In my case, my 4-legged friends have always been cats, and presently, I have 2 of them. One of them, Mimi, a 9-year old Turkish Angora, whom I rescued from the wild 7 years ago, was diagnosed couple of months ago with cancer of the large intestine. He was operated on and he is now in chemotherapy. According to the vet, unfortunately, the cancer has most likely already spread, and the prognostic is maybe a year or a little more, but I had to help Mimi: he's my dear friend and he depends on me. Since he is not on Social Security, the bills are through the roof (so far, almost like a business class RT, Boston-Denpasar!), but for me, the alternative did not exist!

TT, sorry I didn't say but I did latch onto the humour in your remarks.
And sorry to hear about Mimi's situation.
Someone once lamented to me about dogs - they don't live long enough. Too true. Cats - similar I'd guess.
I had a g/fr with a cat named Ziggy. I really liked him.

I had a Golden Labrador and I killed her with love - slowly, and unknowingly. Over time, I fed her lots of things and she just grew and grew. To 46kgs at the last weigh-in. The vet used to chastise me and I'd obediently say "Yes, OK" but never take his/her advice. Apparently a desexed female labrador is a recipe for disaster. In the Aussie movie about TV personality Graham Kennedy, someone gave him a Golden Lab for Xmas.
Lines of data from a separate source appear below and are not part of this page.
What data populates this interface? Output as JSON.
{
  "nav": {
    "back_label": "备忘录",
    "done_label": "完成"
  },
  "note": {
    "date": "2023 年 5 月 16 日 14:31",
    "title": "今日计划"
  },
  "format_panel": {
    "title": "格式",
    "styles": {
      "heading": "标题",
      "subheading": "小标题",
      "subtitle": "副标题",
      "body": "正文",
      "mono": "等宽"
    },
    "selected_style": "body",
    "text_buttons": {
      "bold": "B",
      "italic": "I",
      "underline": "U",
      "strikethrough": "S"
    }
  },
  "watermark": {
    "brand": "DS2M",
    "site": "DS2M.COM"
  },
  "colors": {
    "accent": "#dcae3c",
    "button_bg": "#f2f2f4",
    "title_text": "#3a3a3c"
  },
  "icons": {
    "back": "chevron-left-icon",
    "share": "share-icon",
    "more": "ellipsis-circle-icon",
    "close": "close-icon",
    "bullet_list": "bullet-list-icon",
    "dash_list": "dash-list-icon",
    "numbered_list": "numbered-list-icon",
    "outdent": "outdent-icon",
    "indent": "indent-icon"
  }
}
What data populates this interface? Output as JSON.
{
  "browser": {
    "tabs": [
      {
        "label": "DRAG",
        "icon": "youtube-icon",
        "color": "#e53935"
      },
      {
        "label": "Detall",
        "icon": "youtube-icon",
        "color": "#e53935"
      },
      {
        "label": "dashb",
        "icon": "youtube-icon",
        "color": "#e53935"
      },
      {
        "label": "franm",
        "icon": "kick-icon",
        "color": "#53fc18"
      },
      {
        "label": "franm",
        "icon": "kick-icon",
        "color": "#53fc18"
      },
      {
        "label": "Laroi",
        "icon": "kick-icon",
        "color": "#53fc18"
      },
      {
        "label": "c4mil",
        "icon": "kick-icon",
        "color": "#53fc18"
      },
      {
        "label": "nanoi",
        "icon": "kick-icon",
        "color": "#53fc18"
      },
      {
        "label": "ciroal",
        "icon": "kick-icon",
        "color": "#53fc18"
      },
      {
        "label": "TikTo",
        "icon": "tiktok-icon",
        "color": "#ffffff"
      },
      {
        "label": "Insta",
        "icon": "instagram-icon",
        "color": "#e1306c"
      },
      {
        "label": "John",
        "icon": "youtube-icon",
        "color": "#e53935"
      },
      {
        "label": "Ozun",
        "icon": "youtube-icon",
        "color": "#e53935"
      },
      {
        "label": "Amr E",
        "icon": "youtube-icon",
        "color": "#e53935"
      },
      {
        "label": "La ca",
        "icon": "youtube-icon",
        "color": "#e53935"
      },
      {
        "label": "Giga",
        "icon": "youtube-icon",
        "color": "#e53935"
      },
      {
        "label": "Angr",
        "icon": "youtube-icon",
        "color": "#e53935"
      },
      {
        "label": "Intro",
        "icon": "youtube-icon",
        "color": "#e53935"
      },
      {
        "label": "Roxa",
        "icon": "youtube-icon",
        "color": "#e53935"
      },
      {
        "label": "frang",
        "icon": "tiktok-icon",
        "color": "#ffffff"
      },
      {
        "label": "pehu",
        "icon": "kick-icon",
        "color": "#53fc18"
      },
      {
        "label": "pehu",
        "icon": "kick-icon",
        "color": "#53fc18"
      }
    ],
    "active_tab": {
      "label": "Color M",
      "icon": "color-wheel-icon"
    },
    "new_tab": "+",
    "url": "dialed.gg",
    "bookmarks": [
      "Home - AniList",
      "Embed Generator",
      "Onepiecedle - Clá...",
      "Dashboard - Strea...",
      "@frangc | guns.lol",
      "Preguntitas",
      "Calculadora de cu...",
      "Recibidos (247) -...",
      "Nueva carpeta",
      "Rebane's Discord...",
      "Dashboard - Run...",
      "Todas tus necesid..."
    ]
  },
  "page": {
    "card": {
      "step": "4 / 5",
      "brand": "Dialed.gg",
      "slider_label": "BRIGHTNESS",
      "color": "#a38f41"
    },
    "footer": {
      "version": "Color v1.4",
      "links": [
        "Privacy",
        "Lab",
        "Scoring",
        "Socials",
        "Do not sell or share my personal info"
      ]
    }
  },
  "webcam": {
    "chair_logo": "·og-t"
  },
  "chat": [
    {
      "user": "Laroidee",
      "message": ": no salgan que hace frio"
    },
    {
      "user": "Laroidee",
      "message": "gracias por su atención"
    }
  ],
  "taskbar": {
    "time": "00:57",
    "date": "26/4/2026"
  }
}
GK's comment was "I don't know why I got this - apparently they don't know when they've had enough". It was a jab at GK's perversions.
My Lab died one Saturday afternoon at around 6pm. I cried. And loaded her into the 4WD and took her to the Vet who disposed of the body. I really loved her and often said "If everyone in the world had a personality like hers there would be no wars". I was destroyed then and probably should not have taken the wheel of a car, but I did. I just went home and sat and waited for the next day to come around.

At least you know what is on the horizon.